Review: Blindness Stumbles Through the Dark

This film takes itself a lot more seriously than you probably will.
Mark Ruffalo and Julianne Moore in Miramax Films' 'Blindness'
Miramax Films
Cole Haddon

"Blindness was supposed to work as an allegory for urban alienation, but it soon begins to feel like an exploitation horror with pretensions of being more."

Zombies aren't what's cool about zombie movies, particularly ones directed by George A. Romero. Zombies are just a way for smart masters of horror to explore how humanity confronts world-shaking events. Zombies are a hurricane, a disease, a nuclear war, whatever you want them to be. The point is: Man sucks and, when faced with cataclysmic obstacles, the majority of the species will devolve right in front of your eyes. Don't believe me? Watch the post-Katrina news footage. Scary stuff. Director Fernando Meirelles's Blindness is a zombie movie, except with no zombies. It's shot like one; scenes build with the intensity of horror, and human beings, when pushed to their emotional limits, actually begin to behave with the base instincts of zombies -- but nope, no zombies here. Instead, Meirelles uses a sudden pandemic of blindness to show how fragile society is and how quickly its members will return to their jungle mentality when fear replaces hope.

Why would I bring up zombies with regards to a "serious" movie that "seriously" explores philosophical and sociological themes? Well, probably because Romero and a lot of his brethren do it better than it's been done in Blindness. Moreover, Blindness leaves you as uncomfortable as watching a zombie hand slowly pull Olga Karlatos's eye into a dagger of wood in Zombie. If you have a squeamish stomach, at all, you will not make it through this movie. Can you say "mass rape scene"? Yeah, not for the kiddies, kid.

Things kick off with a sudden outbreak of "white sickness" that leaves its victims without sight, feeling as if they're "swimming through milk." In order to prevent its spread, the government begins depositing patients into quarantined industrial buildings outside the city where the blind are forced to fend for themselves. Boxes of food are delivered periodically. No medical assistance is offered. Even though the blind couldn't manage a run for it, those who stumble too close to perimeter fences are shot dead and then expected to be buried by, you know, the blind. Amongst those so imprisoned are a call girl (Alice Braga), a wise sage (Danny Glover), an ophthalmologist (Mark Ruffalo), and the ophthalmologist's wife who can still see (Julianne Moore).

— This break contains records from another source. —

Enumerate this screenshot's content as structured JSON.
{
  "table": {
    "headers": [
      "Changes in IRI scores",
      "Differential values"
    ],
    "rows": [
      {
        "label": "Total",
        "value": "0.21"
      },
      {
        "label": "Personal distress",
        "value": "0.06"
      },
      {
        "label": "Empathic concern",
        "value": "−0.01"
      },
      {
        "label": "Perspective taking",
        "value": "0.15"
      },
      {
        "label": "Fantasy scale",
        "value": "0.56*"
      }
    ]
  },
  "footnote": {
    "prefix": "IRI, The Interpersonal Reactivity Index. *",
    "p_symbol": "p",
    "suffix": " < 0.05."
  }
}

Days and then weeks pass as the building's many levels fill up with patients who now wander about in states of undressed, shuffling through feces, having sex in public like animals. On the lowest level of this Dante-like Inferno resides a loud-mouthed wannabe-dictator (Gael Garcia Bernal) who leads a revolt to claim all incoming food for his followers. The other levels must at first trade their possessions, and then their women to eat. This is where the mass rape comes in, which is probably one of the most horrible things I've seen onscreen in some time. At least with zombies, you know it's not real. In Blindness, the humans behave with as much inhumanity as the undead. In the face of that inhumanity, even the noble, like Moore's character, are reduced to taking arms.

Blindness was supposed to work as an allegory for urban alienation, or at least I'm guessing as much from the early moments of the flick, but it soon begins to feel like an exploitation horror with pretensions of being more. Romero would've gotten how to do it right.